Monday, February 27, 2017

Just One More Baby?

I've started to realize through talking to a number of my friends, those of us in our mid to late thirties have more in common than a love for yoga pants and wine. It seems a large number of us suffer from "am-I-really-done-syndrome."

There is a very loud, clanging biological clock that we all realize is nearing it's final rotation. Soon no watch battery, no winding of the key will buy us more time. So we look at our one, three, five children, and wonder, am I really done? Do I really not get to do this again?

Moms may take to Facebook to moan about the midnight puking that required laundry at an unthinkable hour, or groan about the teething baby that kept us up all night. We may run to Mad Mex as quickly as possible on Friday evening to sip margaritas and try to forget about the huge blow up with our daughters over cleaning their bedrooms. We may sometimes act like we don't cherish every little mommy moment we have.

The truth is, there isn't one second of it we would trade. And the thought of "the last diaper" we change, "the last soothing lullaby" we sing, "the last anything," makes us think that maybe we should have "just one more."

I was giving my four-month-old a bath last week and my nine-year-old daughter, Elliot was helping me. Keil, the baby, was splashing away and giggling.
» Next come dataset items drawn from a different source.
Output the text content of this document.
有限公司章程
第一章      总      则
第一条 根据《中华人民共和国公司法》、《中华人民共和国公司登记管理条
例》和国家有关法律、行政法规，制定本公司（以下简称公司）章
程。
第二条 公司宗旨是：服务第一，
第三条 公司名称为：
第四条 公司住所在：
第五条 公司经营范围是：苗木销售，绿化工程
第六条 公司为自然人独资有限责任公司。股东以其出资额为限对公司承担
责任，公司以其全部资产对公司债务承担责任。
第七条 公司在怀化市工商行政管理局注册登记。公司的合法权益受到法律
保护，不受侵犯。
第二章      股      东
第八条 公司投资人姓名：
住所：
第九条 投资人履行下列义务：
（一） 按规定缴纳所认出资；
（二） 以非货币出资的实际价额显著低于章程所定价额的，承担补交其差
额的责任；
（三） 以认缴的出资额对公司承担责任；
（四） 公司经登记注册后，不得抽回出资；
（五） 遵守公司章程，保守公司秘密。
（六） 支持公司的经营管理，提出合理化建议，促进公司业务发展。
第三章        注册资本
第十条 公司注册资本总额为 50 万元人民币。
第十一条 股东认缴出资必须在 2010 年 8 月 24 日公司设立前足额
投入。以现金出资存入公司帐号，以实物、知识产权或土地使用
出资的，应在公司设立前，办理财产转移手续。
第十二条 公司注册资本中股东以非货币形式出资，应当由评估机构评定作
I sadly said to Elliot, "I can't believe I won't ever get to do this again."

In her sweet and innocent wisdom Elliot replied, "Yes, Mom, but you get to do it now."

Wow.

Yes, I get to do it now. I have the option of focussing on the fact that I will never have a four-month-old again, or I can focus on all the joy the moment is giving me. I can be sad, or I can choose to be glad and celebrate the largest and smallest milestones, even if it is the last time I will experience it as a mom.

There is nothing I love more in life than being a mom, and I will remember my daughter's words every time I lose focus of the moment I am in. I think that is the only cure for "am-I-really-done-syndrome."

And, the reality is, I am not really done. I have the rest of my life to be a mom...maybe not to a new baby, but to the beautiful children I have already been blessed with.